As Christian apologists of yesteryear would say, atheism presupposes theism. Cornelius Van Til once observed a little girl slapping her father’s face while sitting on his lap. Van Til thought this was precisely what an unbelieving culture does to God. It is the creature rebelling against his Creator all the while dependent upon Him for all things. There is no true atheism.
The love of the Father brought life out of death in Jesus Christ. The love of the Father shed abroad in the hearts of His Church does the same. Christian love marries, procreates children, builds homes and communities, and creates civilization. But sin is parasitic and decadent, a destructive and counterfeiting force that pulls down and degenerates all that it inhabits. It cannot possibly build. It does not know how to build because it refuses, by its very nature, to live in the light of Christ.
It’s been said repeatedly: “hard times make hard men, hard men make soft times, soft times make soft men, and soft men make hard times.” There’s a lot of soft men in our soft times.
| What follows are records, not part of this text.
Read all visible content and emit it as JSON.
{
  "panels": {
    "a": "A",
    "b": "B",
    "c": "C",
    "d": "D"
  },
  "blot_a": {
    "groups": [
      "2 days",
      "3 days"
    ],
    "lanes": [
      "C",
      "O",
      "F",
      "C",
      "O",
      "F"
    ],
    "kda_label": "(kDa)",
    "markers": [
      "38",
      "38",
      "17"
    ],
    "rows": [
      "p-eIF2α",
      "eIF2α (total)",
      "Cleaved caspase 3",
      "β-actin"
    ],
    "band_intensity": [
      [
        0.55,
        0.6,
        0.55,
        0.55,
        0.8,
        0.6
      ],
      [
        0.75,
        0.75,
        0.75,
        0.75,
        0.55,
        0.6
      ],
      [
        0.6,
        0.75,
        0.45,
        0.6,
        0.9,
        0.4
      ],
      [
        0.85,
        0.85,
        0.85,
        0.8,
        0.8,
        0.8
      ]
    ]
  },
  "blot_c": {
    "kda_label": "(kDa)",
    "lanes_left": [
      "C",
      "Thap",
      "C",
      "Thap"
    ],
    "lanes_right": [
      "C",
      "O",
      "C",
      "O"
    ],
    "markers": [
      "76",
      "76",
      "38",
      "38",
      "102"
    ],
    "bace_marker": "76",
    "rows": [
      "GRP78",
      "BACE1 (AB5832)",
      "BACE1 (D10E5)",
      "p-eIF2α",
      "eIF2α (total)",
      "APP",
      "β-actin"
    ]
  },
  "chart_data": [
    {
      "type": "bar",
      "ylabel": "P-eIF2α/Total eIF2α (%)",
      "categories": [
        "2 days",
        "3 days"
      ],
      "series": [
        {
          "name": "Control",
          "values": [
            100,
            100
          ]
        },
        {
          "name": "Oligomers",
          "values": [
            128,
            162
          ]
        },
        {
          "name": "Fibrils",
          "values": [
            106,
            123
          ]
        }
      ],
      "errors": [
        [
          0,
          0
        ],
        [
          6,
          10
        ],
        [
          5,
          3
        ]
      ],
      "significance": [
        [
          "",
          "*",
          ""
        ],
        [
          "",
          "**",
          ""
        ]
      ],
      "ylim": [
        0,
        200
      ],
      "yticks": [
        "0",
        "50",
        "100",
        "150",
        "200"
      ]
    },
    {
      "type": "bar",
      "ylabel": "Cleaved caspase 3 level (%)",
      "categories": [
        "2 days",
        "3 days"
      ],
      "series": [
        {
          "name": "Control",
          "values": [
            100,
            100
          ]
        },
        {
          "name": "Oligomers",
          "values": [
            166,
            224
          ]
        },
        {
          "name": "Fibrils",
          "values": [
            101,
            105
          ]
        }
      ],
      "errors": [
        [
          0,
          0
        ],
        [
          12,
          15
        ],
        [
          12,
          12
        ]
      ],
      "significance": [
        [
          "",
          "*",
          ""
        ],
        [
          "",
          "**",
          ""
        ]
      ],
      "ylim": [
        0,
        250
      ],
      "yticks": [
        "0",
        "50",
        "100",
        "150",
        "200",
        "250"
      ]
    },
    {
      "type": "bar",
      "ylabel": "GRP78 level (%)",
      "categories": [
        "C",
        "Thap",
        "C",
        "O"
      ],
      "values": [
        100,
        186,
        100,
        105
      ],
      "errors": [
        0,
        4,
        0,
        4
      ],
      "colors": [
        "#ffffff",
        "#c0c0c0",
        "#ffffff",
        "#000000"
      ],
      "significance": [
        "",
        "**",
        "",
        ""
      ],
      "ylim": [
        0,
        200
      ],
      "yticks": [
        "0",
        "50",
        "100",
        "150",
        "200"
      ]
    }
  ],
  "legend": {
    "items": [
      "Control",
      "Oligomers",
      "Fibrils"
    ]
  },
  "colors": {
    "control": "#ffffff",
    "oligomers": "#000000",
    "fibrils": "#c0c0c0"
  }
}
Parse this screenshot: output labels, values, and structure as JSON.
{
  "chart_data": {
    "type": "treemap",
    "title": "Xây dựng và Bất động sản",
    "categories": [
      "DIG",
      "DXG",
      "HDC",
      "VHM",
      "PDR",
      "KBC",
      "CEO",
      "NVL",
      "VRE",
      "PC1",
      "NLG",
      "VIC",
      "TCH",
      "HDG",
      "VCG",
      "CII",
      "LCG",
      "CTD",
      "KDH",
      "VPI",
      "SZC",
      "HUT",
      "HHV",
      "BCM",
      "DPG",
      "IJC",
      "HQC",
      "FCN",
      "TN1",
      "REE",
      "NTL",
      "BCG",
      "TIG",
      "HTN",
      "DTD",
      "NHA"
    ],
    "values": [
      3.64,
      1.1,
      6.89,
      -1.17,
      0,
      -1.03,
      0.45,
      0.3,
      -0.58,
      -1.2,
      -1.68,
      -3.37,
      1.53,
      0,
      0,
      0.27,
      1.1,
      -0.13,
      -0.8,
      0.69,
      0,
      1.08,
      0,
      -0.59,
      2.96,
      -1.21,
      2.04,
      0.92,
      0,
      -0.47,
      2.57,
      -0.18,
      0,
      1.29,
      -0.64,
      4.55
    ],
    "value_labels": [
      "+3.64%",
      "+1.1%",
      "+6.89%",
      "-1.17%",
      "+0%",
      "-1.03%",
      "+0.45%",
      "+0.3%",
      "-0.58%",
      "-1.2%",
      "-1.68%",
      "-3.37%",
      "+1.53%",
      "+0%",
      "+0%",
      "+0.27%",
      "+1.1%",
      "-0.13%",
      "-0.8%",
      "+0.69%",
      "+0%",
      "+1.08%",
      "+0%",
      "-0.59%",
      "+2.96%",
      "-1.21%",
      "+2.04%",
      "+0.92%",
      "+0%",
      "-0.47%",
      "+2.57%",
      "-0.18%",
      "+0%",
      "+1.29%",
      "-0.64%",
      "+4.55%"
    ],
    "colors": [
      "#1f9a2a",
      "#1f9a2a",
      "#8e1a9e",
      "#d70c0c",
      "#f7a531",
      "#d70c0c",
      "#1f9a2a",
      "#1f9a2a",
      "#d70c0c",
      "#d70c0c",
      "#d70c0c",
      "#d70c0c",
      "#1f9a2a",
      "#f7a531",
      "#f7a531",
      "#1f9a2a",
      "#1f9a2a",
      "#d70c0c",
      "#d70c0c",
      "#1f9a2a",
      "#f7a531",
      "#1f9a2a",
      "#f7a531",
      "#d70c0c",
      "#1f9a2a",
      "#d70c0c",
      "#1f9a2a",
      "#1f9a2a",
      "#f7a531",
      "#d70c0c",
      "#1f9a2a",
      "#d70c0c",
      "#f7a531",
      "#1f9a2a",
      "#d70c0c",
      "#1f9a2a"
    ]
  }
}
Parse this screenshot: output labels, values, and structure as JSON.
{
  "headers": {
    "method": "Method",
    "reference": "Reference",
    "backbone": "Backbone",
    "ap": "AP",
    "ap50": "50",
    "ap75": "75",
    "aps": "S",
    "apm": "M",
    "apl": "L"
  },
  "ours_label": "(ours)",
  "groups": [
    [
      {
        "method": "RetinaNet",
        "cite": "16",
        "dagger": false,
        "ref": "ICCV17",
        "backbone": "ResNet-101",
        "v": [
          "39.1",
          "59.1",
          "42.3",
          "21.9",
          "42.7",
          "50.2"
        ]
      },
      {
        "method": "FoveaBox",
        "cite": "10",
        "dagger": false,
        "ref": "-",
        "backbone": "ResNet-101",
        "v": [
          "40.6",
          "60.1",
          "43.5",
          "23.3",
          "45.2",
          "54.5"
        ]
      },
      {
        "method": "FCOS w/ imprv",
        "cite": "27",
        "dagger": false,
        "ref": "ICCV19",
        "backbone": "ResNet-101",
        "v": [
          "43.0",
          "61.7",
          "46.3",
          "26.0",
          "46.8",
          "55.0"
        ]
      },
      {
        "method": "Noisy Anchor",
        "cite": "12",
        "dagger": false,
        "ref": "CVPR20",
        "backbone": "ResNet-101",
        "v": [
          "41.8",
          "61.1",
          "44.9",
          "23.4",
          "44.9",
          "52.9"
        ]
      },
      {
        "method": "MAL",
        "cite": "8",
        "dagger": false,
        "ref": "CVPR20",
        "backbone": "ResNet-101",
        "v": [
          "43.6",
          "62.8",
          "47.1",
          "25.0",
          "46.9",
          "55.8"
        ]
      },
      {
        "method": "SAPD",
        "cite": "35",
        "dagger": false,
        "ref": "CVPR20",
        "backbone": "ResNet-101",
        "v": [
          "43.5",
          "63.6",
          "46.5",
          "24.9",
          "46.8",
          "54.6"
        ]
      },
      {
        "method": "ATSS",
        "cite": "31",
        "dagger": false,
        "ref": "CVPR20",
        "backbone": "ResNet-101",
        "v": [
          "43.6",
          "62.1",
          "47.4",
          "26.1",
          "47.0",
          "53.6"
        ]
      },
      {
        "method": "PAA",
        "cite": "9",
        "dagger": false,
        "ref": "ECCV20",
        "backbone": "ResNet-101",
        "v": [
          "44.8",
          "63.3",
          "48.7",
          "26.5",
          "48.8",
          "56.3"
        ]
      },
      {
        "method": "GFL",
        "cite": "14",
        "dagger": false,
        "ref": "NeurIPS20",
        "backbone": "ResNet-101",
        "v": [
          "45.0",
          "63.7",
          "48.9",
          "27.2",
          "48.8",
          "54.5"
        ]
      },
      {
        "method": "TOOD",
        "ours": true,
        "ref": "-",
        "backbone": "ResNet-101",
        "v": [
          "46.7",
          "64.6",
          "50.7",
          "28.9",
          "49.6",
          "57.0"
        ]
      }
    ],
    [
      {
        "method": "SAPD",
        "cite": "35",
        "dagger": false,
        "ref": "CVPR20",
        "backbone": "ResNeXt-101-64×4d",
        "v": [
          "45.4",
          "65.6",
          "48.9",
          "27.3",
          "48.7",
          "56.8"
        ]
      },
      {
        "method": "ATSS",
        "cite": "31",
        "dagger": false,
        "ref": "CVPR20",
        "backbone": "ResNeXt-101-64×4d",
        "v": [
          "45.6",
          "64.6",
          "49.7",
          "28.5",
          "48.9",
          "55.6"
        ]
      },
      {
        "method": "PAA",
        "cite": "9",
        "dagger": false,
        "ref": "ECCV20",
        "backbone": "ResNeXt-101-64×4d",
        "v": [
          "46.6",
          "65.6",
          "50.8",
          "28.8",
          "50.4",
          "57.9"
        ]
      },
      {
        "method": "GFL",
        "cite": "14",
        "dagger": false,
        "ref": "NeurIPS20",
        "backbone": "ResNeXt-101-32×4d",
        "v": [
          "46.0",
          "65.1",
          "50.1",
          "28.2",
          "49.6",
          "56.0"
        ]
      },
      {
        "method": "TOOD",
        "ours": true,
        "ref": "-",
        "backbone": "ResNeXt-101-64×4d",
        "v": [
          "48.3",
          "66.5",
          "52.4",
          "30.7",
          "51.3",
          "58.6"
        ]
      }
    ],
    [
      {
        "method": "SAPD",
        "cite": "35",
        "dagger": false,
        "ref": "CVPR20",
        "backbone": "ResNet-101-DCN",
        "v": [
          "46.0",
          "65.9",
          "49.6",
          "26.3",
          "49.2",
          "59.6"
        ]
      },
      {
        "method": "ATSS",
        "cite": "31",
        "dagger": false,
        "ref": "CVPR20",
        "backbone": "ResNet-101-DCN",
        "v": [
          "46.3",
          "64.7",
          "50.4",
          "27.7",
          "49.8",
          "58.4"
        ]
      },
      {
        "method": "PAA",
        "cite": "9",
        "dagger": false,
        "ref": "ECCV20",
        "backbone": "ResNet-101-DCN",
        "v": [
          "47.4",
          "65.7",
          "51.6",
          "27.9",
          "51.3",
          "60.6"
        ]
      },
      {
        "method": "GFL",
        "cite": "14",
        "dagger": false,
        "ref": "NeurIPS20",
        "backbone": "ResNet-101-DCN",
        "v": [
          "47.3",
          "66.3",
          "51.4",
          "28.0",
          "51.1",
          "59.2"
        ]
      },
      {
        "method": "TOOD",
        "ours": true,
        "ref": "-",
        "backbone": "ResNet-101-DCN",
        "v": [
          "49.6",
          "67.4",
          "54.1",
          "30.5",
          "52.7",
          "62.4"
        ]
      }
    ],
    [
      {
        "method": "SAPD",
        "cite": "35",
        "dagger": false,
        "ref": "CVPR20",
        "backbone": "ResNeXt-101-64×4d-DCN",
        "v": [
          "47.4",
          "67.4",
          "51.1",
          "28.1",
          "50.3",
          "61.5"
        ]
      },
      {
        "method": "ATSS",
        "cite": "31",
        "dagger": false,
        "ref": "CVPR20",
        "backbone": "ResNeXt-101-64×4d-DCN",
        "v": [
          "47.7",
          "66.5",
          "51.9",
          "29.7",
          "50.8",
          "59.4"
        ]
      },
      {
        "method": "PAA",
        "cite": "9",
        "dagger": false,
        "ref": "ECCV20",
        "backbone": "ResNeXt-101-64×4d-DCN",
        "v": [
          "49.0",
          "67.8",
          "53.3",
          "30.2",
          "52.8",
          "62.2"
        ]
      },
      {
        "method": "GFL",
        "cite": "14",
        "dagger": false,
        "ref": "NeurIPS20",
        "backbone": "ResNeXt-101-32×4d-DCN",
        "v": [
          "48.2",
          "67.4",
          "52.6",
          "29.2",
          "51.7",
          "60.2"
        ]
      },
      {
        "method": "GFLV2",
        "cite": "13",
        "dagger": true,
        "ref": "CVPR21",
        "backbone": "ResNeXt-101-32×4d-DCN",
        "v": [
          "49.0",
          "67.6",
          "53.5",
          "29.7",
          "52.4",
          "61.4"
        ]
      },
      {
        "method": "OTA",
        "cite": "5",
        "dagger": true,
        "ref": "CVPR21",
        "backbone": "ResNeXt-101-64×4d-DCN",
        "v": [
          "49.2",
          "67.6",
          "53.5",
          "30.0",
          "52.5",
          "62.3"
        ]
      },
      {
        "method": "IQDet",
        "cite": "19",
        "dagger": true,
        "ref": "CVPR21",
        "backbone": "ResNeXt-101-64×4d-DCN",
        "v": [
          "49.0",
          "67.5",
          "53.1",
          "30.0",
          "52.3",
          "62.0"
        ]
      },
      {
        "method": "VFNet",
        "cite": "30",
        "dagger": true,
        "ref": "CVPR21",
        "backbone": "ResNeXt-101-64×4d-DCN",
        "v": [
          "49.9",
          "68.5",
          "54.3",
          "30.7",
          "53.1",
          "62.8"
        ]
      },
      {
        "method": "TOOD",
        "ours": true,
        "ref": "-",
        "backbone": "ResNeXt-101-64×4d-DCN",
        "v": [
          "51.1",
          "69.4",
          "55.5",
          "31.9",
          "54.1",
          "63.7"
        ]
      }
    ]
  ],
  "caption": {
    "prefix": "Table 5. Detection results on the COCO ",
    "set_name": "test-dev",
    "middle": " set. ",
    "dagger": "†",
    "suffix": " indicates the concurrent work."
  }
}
But you, Christian man, be a hard man. Do not be decadent. Do not be soft and lax. Do not throw away the gifts given you by your Father in heaven and your Christian fathers, around the world and especially in this country. Do not be ignorant of those things you take for granted. Defend the things that make for a robust Christian faith which, as it turns out, make for human civilization. Such is the ethic of Christian love.